Лют сделал, как ему сказала богиня. Он простоял так довольно долго, вслушиваясь в ее бормотание за спиной, но, не понимая ни слова. Голос становился громче, грубее, слова раздавались быстрее, ритмичнее, и наконец, все смолкло. Так было минуту, пока позади не раздалось резкое хриплое рычание, такое жуткое, что мужчина вздрогнул. Но не обернулся. Перед глазами Люта появилась рука Мораны с деревянной чашкой.
– Пей!
– как же этот голос не походил на красивый и глубокий голос богини... Человек никогда не смог бы издать эти звуки.
В чашке была кровь. Черная. С плавающими в ней травами. Лют выпил, и вернул чашку.
– Ешь, - теперь в руке был кусок сырого мяса.
Лют съел сочащееся кровью мясо.
– Не двигайся.
Она обернула его сырой шкурой черного цвета.
– Теперь вой.
И Лют завыл. Долго, протяжно. Ему казалось, этот вой жил с ним всю его жизнь, прячась где-то в груди, не показываясь днем, и скрываясь ночью. Он выл не голосом. Он выл душой, сердцем, всем телом, каждой каплей крови и каждой мельчайшей косточкой. И все стало меняться. Сначала изменился его голос, а потом изгоя перекосило от нестерпимой боли, и ударило как подкошенный сноп о землю. Невообразимые муки подогнули ноги к подбородку, скрутив калачиком тело, и он начал задыхаться, борясь с покрывающей глаза желто-красной пеленой. И вот тогда, когда ему показалось, что на всем свете не бывало еще такой нестерпимой боли, пришла настоящая боль. Он хотел закричать, но вой лишь перерос во что-то невообразимо-высокое, рвущее душу и замутняющее сознание. Он слышал, как хрустят его разрываемые сухожилия, как лопаются кости и лоскутами отслаивается кожа, сползая точно со змеи. Он задохнулся воем и стал грызть землю, хоть как-то стараясь оставаться в крупицах разума, удерживая лишь одну мысль - не покидать еще недавно такой уютный ковер травы, озаренный как морозным узором, светом луны.

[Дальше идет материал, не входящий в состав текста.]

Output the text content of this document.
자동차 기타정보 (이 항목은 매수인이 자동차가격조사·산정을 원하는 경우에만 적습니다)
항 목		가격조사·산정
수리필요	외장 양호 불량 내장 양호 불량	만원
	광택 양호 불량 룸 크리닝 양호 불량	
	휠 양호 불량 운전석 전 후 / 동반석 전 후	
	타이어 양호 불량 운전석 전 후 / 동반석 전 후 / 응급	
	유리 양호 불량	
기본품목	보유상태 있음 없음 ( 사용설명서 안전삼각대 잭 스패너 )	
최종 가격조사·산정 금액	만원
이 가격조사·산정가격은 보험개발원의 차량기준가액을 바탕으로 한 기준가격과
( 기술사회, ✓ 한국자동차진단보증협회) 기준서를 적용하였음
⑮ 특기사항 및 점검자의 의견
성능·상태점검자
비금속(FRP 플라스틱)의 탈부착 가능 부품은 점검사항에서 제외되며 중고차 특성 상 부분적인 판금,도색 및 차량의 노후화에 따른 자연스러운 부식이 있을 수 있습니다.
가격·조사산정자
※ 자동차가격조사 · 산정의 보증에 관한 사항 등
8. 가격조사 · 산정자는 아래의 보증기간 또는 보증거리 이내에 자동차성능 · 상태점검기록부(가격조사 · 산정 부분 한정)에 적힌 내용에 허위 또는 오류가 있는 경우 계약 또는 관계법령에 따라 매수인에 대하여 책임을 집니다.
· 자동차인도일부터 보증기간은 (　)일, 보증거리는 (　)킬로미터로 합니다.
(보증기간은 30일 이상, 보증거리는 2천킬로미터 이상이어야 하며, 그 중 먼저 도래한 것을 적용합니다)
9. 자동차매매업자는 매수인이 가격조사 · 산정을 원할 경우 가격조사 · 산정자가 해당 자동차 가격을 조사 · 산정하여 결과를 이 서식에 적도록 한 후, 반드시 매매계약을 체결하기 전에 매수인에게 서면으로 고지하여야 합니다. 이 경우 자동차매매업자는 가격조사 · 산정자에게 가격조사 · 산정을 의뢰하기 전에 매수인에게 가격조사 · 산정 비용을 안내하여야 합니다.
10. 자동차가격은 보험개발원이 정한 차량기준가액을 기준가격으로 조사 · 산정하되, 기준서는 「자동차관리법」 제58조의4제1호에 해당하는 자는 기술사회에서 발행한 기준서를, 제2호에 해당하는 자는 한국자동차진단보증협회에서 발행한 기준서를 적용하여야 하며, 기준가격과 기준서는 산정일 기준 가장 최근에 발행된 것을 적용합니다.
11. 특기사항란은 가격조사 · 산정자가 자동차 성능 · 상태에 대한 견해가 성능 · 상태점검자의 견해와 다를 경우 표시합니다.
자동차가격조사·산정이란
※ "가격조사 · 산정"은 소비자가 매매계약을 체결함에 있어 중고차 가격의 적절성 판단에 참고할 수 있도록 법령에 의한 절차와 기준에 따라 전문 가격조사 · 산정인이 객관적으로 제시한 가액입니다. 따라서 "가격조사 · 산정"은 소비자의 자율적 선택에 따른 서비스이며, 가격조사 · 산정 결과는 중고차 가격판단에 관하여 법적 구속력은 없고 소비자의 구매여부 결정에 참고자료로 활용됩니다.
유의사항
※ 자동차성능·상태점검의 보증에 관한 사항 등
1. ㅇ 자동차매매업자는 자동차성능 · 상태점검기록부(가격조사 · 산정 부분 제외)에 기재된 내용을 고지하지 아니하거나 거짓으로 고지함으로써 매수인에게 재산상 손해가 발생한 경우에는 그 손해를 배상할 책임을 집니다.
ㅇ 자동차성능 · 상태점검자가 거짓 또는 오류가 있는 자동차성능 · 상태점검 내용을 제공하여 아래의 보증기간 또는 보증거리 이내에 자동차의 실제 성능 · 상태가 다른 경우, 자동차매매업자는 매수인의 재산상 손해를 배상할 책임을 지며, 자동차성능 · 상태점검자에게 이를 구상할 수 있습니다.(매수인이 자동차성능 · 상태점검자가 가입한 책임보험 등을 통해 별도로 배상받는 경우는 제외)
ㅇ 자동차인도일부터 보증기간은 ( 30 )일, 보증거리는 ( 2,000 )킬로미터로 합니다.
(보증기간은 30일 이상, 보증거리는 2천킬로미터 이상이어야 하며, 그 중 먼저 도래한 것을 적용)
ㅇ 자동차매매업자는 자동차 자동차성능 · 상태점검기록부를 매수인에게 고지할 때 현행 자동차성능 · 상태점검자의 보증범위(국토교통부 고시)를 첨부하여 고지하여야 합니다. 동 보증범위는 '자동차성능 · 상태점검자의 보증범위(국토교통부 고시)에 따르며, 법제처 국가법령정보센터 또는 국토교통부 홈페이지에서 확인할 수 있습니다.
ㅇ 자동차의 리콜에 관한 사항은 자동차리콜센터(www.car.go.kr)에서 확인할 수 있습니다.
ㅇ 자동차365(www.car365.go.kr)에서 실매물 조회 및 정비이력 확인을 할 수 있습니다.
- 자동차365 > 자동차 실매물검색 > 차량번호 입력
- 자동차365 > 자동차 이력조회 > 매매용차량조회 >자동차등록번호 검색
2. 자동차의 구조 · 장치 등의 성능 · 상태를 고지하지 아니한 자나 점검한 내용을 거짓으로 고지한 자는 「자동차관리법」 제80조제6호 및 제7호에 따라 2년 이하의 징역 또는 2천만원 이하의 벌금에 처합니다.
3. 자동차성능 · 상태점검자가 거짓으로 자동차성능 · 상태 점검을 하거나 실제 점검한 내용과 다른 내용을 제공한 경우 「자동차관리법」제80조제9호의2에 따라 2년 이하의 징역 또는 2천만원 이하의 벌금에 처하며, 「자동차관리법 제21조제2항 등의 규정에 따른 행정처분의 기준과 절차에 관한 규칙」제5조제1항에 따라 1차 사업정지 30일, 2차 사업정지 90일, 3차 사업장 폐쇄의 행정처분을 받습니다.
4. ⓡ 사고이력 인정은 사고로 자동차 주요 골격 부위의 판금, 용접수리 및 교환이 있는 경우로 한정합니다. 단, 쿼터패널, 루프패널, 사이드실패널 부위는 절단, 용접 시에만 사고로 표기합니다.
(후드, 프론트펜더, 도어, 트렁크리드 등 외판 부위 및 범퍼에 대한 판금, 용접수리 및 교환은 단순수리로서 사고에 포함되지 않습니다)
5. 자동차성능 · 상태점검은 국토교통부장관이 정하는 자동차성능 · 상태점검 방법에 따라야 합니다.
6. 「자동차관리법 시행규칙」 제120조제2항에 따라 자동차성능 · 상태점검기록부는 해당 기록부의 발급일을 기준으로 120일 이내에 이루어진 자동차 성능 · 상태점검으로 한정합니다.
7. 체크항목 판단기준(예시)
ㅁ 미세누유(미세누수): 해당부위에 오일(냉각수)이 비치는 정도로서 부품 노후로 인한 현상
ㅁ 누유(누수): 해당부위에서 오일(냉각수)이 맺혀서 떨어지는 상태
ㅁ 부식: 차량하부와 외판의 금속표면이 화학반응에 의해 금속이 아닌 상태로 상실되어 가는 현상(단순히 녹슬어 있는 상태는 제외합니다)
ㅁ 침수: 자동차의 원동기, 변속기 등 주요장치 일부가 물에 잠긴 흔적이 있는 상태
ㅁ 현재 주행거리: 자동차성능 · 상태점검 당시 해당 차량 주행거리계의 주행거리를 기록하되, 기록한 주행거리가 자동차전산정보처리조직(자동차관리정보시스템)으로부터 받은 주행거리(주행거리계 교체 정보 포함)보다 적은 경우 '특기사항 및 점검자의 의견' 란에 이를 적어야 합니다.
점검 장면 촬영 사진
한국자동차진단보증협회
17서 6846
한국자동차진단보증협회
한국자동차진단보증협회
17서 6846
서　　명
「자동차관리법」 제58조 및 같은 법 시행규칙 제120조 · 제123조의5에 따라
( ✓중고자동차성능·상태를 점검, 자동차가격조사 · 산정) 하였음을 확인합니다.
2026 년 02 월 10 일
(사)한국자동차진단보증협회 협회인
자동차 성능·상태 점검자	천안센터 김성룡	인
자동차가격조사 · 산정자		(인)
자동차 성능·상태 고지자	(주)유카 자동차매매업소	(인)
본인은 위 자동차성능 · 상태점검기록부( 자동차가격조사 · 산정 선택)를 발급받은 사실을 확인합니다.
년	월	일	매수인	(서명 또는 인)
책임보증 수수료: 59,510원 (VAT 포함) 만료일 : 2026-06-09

Боль длилась вечность, так ему казалось. Он не знал, сколько прошло мгновений, сколько дней или лет. Отхлынула она резко, и вместо серой мглы болевого тумана глазам возвращалась утраченная ясность. Лют понял, что лежит на траве, свернувшись калачиком, и его голове удобно покоиться на черных мягких лапах. Он неуклюже поднялся на лапы и тряхнул головой.
– Все закончено?
– прорычал он, и осекся, поражаясь незнакомому голосу, которым это было произнесено.
– Для тебя все только началось, - Морана встала перед ним. Их головы были на одной высоте.
– Хочешь увидеть себя? Ты такой красивый теперь, - это не была издевка, она говорила искренне.
– Да.
– Пошли.
И она подвела его к ручью, текущему в дальнем конце поляны. На Люта в отражении воды смотрел огромный волк угольного цвета, гибкий и сильный. Никогда еще не приходилось ему видеть столь жуткую тварь. И лишь глаза, его прежние серые глаза, застыли в удивлении, изучая то кривые длинные клыки пасти, то кисточки ушей, контрастируя с обликом воплощенного ужаса. Удивленный страшный зверь, не верящий своим глазам.
– Как?
– Кошмар. Ночная кобыла, - только и смог растерянно прорычать он.
– То, что надо, - она погладила его по шерсти загривка.
– Привыкнешь.
А следующей ночью он вошел в селение оборотней, и устроил там пир, и резал их как волк овец, и никто не смог уйти от него. А следом за ним пришли жрицы и зашивали глаза мертвым, чтобы они никогда не могли найти путь в светлый Ирий, где пируют их предки, а остались служить Моране в ее чертогах. Навечно.
Они лежали в доме Марьи на шкуре перед камином, и Александру никогда в жизни не было так хорошо, как в ту минуту. Наверное, на Земле уже начался рассвет, но ему было глубоко наплевать на это. Он хотел, чтобы это мгновение растянулось на вечность.